受益者が返還を要する範囲は、法律上の原因のないことを知らなかった受益者(善意の受益者)は、利益が存する限度(現存利益)で返還をすればよい。買い受けた物が自分の物になったと思って取り壊してしまった場合には現存利益はない。もっとも売却代金や賃料として受け取った金銭は、費消しても通常は現存利益となる。これに対して、法律上の原因のないことを知っていた受益者、たとえば売買契約の無効原因を知っていた受益者(悪意の受益者)は、受けた利益に利息を付して返還しなければならないだけでなく、損害の賠償義務も負う(民法704条)。この場合、土地を売却してしまっているときは、売却代金だけでなく、返還時における時価との差額も賠償しなければならないことがある。
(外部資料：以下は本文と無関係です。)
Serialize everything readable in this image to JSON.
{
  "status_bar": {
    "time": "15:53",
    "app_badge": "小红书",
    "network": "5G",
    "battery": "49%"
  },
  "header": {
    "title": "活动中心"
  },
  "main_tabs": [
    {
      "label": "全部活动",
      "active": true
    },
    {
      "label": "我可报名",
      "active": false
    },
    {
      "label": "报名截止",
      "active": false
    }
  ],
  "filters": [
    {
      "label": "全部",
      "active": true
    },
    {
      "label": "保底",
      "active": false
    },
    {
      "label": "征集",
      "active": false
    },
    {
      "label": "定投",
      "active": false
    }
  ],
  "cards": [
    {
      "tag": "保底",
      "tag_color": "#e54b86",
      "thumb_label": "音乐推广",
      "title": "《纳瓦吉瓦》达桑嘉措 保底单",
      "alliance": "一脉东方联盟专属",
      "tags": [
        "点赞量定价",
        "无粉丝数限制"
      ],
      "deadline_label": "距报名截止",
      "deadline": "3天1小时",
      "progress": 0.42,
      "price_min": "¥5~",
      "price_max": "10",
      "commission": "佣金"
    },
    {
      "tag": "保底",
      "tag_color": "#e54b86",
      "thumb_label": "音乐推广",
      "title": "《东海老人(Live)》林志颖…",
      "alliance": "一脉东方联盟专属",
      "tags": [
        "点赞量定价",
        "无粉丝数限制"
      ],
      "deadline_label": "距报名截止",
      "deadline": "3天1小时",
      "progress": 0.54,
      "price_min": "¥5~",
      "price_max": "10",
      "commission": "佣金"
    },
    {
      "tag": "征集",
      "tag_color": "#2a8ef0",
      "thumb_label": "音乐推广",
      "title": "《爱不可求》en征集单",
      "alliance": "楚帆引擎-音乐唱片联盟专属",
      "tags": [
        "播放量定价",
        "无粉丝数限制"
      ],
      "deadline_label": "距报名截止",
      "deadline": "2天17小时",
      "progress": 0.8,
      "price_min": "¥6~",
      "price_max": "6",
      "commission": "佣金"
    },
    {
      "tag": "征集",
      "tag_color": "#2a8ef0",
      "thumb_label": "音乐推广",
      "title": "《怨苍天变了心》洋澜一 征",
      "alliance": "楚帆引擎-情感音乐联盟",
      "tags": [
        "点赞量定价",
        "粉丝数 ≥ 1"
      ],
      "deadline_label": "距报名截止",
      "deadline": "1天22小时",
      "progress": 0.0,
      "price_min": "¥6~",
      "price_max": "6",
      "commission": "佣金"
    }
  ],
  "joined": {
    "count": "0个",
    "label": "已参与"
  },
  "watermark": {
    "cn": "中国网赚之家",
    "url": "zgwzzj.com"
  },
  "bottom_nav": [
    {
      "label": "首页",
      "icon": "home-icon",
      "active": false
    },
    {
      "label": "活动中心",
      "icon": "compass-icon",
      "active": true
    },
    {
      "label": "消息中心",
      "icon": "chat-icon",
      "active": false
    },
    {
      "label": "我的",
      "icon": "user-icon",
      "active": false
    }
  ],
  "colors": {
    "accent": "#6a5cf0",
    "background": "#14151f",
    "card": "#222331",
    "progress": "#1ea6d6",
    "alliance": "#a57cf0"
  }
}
民法第703条の規定が抽象的な表現をとっているため、いかなる場合に不当利得の成立要件を満たすかについては議論が多い。なお、非債弁済(債務が存在しないことを知りながら給付をした場合)、不法原因給付(賭博(とばく)などのように不法な原因に基づいて給付した場合)は保護に値せず、返還請求は認められない(民法705条・708条)。
個別的な不当利得の特則として、民法第121条但書(制限行為能力者の返還義務の範囲)、第545条(契約解除における原状回復義務)、手形法第85条、小切手法第72条(手形・小切手所持人の利得返還請求権)など多数の規定がある。